Все в этом письме было неожиданно Люде и все знакомо — она испытывала то самое чувство, о котором толковал Трескин: ошеломляющее открытие давно знакомого. Каждое слово она узнавала, узнавала по какому-то внутреннему ощущению соучастия с мыслью и состоянием Трескина. «Ничего не понимаю», — писал Трескин, с пронзительной остротой передавая свои ощущения, и то же самое — не больше! — понимала Люда: соучаствуя в каждом слове, не понимала она целого. Она не знала, испытывает радость или испуг, не знала и не пробовала разобраться, письмо оглушило ее, вызывая лихорадочное, как озноб, волнение.
Люде Арабей было двадцать три года, она как будто нравилась, нравилась многим. Она знала про себя, что привлекательна с виду и человек хороший — так говорили за глаза, а иногда и прямо в глаза. Она знала, что часто, по поводу или без повода люди, мужчины и женщины, выказывали ей расположение — все это она знала… И была одна.

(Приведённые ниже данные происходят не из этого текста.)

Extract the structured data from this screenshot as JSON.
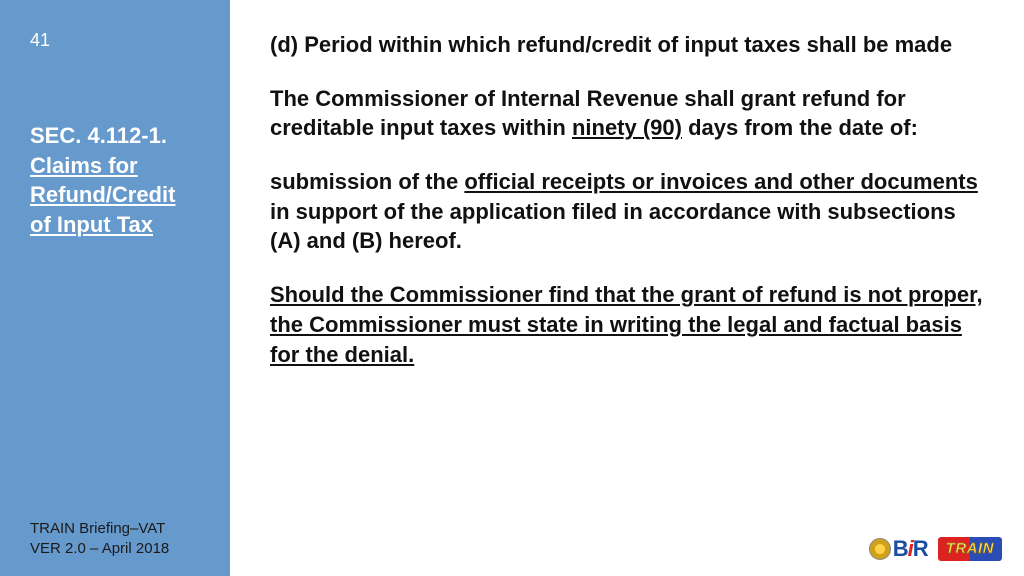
{
  "colors": {
    "sidebar_bg": "#6699cc",
    "sidebar_text": "#ffffff",
    "body_text": "#111111",
    "footer_text": "#1a1a1a",
    "page_bg": "#ffffff"
  },
  "typography": {
    "heading_fontsize_pt": 22,
    "body_fontsize_pt": 22,
    "page_number_fontsize_pt": 18,
    "footer_fontsize_pt": 15,
    "font_family": "Arial"
  },
  "sidebar": {
    "page_number": "41",
    "section_code": "SEC. 4.112-1.",
    "section_title_line1": "Claims for",
    "section_title_line2": "Refund/Credit",
    "section_title_line3": "of Input Tax"
  },
  "footer": {
    "line1": "TRAIN Briefing–VAT",
    "line2": "VER 2.0 – April 2018"
  },
  "content": {
    "heading": "(d) Period within which refund/credit of input taxes shall be made",
    "p1_a": "The Commissioner of Internal Revenue shall grant refund for creditable input taxes within ",
    "p1_u": "ninety (90)",
    "p1_b": " days from the date of:",
    "p2_a": "submission of the ",
    "p2_u": "official receipts or invoices and other documents",
    "p2_b": " in support of the application filed in accordance with subsections (A) and (B) hereof.",
    "p3_u": "Should the Commissioner find that the grant of refund is not proper, the Commissioner must state in writing the legal and factual basis for the denial."
  },
  "logos": {
    "bir_b": "B",
    "bir_i": "i",
    "bir_r": "R",
    "train": "TRAIN"
  }
}
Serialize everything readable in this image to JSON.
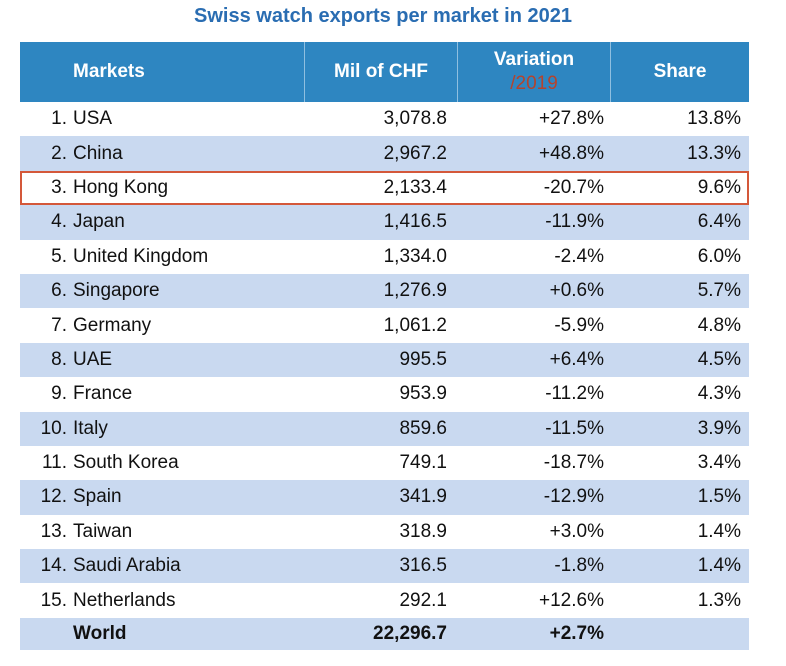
{
  "chart_data": {
    "type": "table",
    "title": "Swiss watch exports per market in 2021",
    "columns": {
      "markets": "Markets",
      "value": "Mil of CHF",
      "variation": "Variation",
      "variation_sub": "/2019",
      "share": "Share"
    },
    "highlight_color": "#d4583a",
    "rows": [
      {
        "rank": "1.",
        "market": "USA",
        "value": "3,078.8",
        "variation": "+27.8%",
        "share": "13.8%"
      },
      {
        "rank": "2.",
        "market": "China",
        "value": "2,967.2",
        "variation": "+48.8%",
        "share": "13.3%"
      },
      {
        "rank": "3.",
        "market": "Hong Kong",
        "value": "2,133.4",
        "variation": "-20.7%",
        "share": "9.6%",
        "highlighted": true
      },
      {
        "rank": "4.",
        "market": "Japan",
        "value": "1,416.5",
        "variation": "-11.9%",
        "share": "6.4%"
      },
      {
        "rank": "5.",
        "market": "United Kingdom",
        "value": "1,334.0",
        "variation": "-2.4%",
        "share": "6.0%"
      },
      {
        "rank": "6.",
        "market": "Singapore",
        "value": "1,276.9",
        "variation": "+0.6%",
        "share": "5.7%"
      },
      {
        "rank": "7.",
        "market": "Germany",
        "value": "1,061.2",
        "variation": "-5.9%",
        "share": "4.8%"
      },
      {
        "rank": "8.",
        "market": "UAE",
        "value": "995.5",
        "variation": "+6.4%",
        "share": "4.5%"
      },
      {
        "rank": "9.",
        "market": "France",
        "value": "953.9",
        "variation": "-11.2%",
        "share": "4.3%"
      },
      {
        "rank": "10.",
        "market": "Italy",
        "value": "859.6",
        "variation": "-11.5%",
        "share": "3.9%"
      },
      {
        "rank": "11.",
        "market": "South Korea",
        "value": "749.1",
        "variation": "-18.7%",
        "share": "3.4%"
      },
      {
        "rank": "12.",
        "market": "Spain",
        "value": "341.9",
        "variation": "-12.9%",
        "share": "1.5%"
      },
      {
        "rank": "13.",
        "market": "Taiwan",
        "value": "318.9",
        "variation": "+3.0%",
        "share": "1.4%"
      },
      {
        "rank": "14.",
        "market": "Saudi Arabia",
        "value": "316.5",
        "variation": "-1.8%",
        "share": "1.4%"
      },
      {
        "rank": "15.",
        "market": "Netherlands",
        "value": "292.1",
        "variation": "+12.6%",
        "share": "1.3%"
      }
    ],
    "total": {
      "market": "World",
      "value": "22,296.7",
      "variation": "+2.7%"
    }
  }
}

И уже не могла избавиться от мысли и ощущения, что несмотря на все ее достоинства, настоящие или мнимые, что-то по большому счету с ней не в порядке.
Не трудно было представить дело так, что Люда слишком разборчива, что она проводит время в мечтательном ожидании, когда свалится на нее неведомо откуда большая, яркая, все искупающая любовь. Однако по подлинному Людиному ощущению такое предположение было несправедливо. Вот же она свалилась, та самая неведомо откуда любовь, и что? Люда не находила в себе искреннего влечения, из которого можно было бы выстроить ответное чувство. Мнилось ей, что готова уже ответить на любовь Трескина, — но только разумом. И это пугало ее. Пугало все больше по мере того, как, оправившись от первого потрясения, она начинала что-то в себе понимать.
Да, главное чувство ее было теперь испуг. Люда догадывалась, что если и на эту любовь, на такую любовь не сможет она ответить, то будет конченый уже человек. Она чувствовала себя виновной в том, что такую любовь вызвала, ничего не имея взамен. Наконец начала она понимать, что на эту любовь должна ответить, это ее обязанность. Проделать весь положенный путь и лечь в постель. Уже могла она представить себя в постели с Трескиным, в его объятиях, но все равно не могла представить совместную с ним жизнь.
Беда ее была не разборчивость, а проницательность. Чрезмерно ясное и отчетливое нравственное зрение безмерно усложняет все на свете.